Um estudo recente apresenta avanços significativos no tratamento de cânceres de cabeça e pescoço por meio de protocolos de radioterapia otimizados. A pesquisa, divulgada em periódico internacional de referência, demonstra que é possível reduzir o número de sessões de radioterapia sem comprometer a eficácia do tratamento, o que representa um ganho importante para pacientes e sistemas de saúde. Com a proximidade do Julho Verde, mês dedicado à conscientização sobre esses tipos de câncer, especialistas reforçam a relevância do diagnóstico precoce e das inovações terapêuticas que ampliam as opções disponíveis.
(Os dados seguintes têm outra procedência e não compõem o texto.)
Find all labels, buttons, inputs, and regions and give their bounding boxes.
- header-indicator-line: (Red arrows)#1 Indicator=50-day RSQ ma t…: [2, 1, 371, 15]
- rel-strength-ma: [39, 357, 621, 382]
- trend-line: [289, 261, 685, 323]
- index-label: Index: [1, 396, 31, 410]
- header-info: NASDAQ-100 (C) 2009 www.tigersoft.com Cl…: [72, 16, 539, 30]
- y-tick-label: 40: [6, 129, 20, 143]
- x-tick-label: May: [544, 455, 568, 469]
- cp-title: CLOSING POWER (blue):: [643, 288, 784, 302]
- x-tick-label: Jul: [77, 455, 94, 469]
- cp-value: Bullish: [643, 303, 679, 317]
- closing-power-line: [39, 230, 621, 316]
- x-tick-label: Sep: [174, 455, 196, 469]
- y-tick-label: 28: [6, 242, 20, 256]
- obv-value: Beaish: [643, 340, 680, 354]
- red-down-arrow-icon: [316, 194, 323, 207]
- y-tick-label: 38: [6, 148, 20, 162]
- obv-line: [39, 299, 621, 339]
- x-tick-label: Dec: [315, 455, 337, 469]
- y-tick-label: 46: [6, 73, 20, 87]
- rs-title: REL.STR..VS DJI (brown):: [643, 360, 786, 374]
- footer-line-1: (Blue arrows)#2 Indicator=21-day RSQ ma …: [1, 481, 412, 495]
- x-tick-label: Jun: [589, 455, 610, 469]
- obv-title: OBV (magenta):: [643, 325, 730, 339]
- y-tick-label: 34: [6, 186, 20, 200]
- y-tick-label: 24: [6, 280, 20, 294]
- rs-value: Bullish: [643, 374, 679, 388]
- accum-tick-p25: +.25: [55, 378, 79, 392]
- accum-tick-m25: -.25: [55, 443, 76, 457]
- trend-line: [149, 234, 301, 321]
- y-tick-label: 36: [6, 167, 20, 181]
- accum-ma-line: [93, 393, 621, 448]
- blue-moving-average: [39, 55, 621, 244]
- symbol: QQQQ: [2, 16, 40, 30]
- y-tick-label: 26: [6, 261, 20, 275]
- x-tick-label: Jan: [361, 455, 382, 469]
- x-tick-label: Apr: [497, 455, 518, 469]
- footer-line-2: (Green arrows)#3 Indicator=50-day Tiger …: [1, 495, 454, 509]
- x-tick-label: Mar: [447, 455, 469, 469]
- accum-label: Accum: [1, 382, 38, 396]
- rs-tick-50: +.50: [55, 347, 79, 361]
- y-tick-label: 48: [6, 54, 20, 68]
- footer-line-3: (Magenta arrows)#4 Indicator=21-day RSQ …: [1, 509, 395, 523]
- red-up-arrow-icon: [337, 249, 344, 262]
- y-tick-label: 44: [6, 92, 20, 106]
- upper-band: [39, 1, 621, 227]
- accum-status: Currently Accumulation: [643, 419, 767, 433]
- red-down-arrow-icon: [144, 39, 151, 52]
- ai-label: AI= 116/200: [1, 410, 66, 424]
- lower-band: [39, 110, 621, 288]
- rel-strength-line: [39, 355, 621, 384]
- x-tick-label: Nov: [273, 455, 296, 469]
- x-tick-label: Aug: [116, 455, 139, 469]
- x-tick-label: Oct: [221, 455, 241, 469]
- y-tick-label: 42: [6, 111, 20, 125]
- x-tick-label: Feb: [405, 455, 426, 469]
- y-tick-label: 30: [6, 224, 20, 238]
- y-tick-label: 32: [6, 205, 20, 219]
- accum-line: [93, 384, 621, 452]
Os cânceres de cabeça e pescoço afetam estruturas como laringe, faringe, cavidade oral e glândulas salivares, representando um desafio significativo em oncologia. A radioterapia é um dos pilares do tratamento, frequentemente combinada com cirurgia e quimioterapia. A possibilidade de manter resultados clínicos com menos sessões tem implicações práticas importantes, pois reduz o tempo de tratamento, o desconforto acumulativo do paciente e o impacto na qualidade de vida durante o período terapêutico.

Para gestores hospitalares, profissionais de RH e operadores de planos de saúde, essa mudança no protocolo representa otimização de recursos. Menos sessões significam menor ocupação de equipamentos de radioterapia, redução de custos operacionais e melhor fluxo de pacientes nas unidades oncológicas. Além disso, o resultado favorável em menos tempo pode diminuir complicações associadas ao tratamento prolongado, impactando positivamente nos indicadores de saúde e na sustentabilidade financeira das instituições. O acompanhamento dessa tendência é fundamental para adequar protocolos e treinar equipes multidisciplinares.

Com informações de Medicina S/A.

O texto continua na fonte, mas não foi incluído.